Friday, Sep. 28, 1962

Trading Up

When the U.S. Senate last week passed the new foreign trade bill giving the President unprecedented power to cut tariffs (see THE NATION), the majority of U.S. businessmen cheered. The burgeoning of Europe's Common Market had left the U.S. little alternative to an all-out drive for freer trade; the U.S. must barter down

Common Market trade barriers by offering European business a relatively tariff-free shot at U.S. customers. It will take the U.S. at least two years to decide on the specific list of tariffs that it wants to cut, and probably another year or two after that to negotiate reciprocal agreements with foreign nations involved. With luck and good management, however, the general tariff revision could provide a massive stimulus to some already prospering U.S. industries--and could prove the salvation of some that are now in trouble. Items:

MACHINERY. So advanced is the U.S. in production of computers, earth-moving equipment and other specialized machines that machinery last year accounted for roughly a quarter of the nation's $19 billion in exports. Some experts predict that if the Common Market nations dropped their tariffs on U.S. machines, machinery sales to the Six would increase by at least $1 billion. Says Carter L. Burgess, chairman of American Machine & Foundry Co., which exports everything from golf clubs to nuclear reactors: "If we take proper advantage of it, the new trade act can only strengthen U.S. leadership in international business."

AUTOS. Though U.S. trucks and autos are mightily admired abroad, they must buck tariffs averaging 16.6% worldwide. The Commerce Department estimates that elimination of trade barriers could boost the U.S.'s annual auto exports of $1.3 billion by another billion.

COAL. U.S. mines are now so automated that coal is one of the nation's most competitive exports. "It is literally true," says Commerce Department Economist Paul McGann, "that we can mine coal and ship it to Hamburg for less than the Germans can produce it." If the Six could be cajoled into lowering their tariffs and relaxing their quotas, U.S. coal exports would quickly jump to three times their current $350 million annual volume.

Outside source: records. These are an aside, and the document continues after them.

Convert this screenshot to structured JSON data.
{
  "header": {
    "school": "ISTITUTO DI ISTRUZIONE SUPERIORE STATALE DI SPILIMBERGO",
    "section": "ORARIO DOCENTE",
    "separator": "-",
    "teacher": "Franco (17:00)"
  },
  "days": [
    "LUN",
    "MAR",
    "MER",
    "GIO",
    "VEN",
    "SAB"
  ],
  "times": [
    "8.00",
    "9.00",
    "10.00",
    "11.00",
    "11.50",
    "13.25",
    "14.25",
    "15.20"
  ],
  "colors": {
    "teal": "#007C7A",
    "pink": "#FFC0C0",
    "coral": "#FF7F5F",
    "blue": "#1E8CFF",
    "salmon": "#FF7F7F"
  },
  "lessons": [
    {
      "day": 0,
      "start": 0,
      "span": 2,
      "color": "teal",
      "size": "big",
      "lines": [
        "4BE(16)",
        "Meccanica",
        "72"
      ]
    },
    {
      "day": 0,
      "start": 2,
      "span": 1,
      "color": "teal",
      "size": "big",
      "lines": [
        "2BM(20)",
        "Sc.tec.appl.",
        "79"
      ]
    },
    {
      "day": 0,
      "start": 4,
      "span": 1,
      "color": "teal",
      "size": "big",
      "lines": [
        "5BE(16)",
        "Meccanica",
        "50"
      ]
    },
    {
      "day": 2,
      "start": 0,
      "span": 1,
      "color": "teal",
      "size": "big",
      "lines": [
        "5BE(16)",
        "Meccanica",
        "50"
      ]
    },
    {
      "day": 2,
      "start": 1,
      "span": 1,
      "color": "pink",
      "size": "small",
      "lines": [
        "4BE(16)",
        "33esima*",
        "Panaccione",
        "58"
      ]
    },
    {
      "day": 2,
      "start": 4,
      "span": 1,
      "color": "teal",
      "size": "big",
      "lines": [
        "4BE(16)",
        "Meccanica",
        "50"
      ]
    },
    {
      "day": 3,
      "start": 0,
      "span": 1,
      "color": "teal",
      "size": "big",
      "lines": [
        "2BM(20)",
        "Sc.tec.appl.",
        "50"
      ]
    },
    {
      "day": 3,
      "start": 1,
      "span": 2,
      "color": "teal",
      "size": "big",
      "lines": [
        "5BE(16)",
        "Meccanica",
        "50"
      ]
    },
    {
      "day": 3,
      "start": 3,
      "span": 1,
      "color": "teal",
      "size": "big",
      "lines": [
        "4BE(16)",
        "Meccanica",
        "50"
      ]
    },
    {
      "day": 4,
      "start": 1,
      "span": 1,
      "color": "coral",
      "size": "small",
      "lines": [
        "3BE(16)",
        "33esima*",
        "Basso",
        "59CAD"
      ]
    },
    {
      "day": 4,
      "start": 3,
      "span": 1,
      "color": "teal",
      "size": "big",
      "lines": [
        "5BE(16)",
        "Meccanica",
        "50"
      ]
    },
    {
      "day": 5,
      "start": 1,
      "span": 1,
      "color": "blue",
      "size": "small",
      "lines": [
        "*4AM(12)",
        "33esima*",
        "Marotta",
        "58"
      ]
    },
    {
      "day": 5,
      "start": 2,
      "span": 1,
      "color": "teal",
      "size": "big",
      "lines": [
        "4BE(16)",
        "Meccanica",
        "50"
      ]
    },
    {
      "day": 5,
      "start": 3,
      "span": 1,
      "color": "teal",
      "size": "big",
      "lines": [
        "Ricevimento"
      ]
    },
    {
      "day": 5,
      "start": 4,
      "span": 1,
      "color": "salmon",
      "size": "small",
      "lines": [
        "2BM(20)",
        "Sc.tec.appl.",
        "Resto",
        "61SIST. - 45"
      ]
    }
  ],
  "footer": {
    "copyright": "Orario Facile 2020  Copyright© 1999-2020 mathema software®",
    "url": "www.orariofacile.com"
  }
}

TOBACCO. Nearly half the $475 million worth of tobacco that the U.S. exports each year goes to the Common Market, despite tariffs that average 160%. Since some European governments depend heavily on tobacco duties for their revenues, U.S. tobacco men do not expect any tariff reductions. But they do hope that the new trade act will enable Washington to forestall steeper Common Market barriers against U.S. tobacco. Cries Tobacco Institute President George V. Allen: "If we get frozen out of the Common Market, the adverse effect on the American to bacco industry will be tremendous."

Inevitably, a general tariff relaxation would hit some U.S. industries hard. Foreign toymakers might well double the $65 million worth of business they now do in the U.S. each year. Stripped of the 38.1% tariff advantage that they now enjoy, U.S. watchmakers would almost surely lose most of their domestic sales ($100 million a year) to European competitors. Imports of steel, hi-fi equipment, radios and whisky would spurt forward by at least $100 million each.

But the U.S. has less to fear from free trade than most nations. Only 40% of the foreign goods imported to the U.S. are products competitive with the output of U.S. manufacturers. Overall, the Commerce Department estimates that a general revision of tariffs would increase imports to the U.S. by no more than $1.5 billion a year, while U.S. exports ought to climb by at least $3 billion.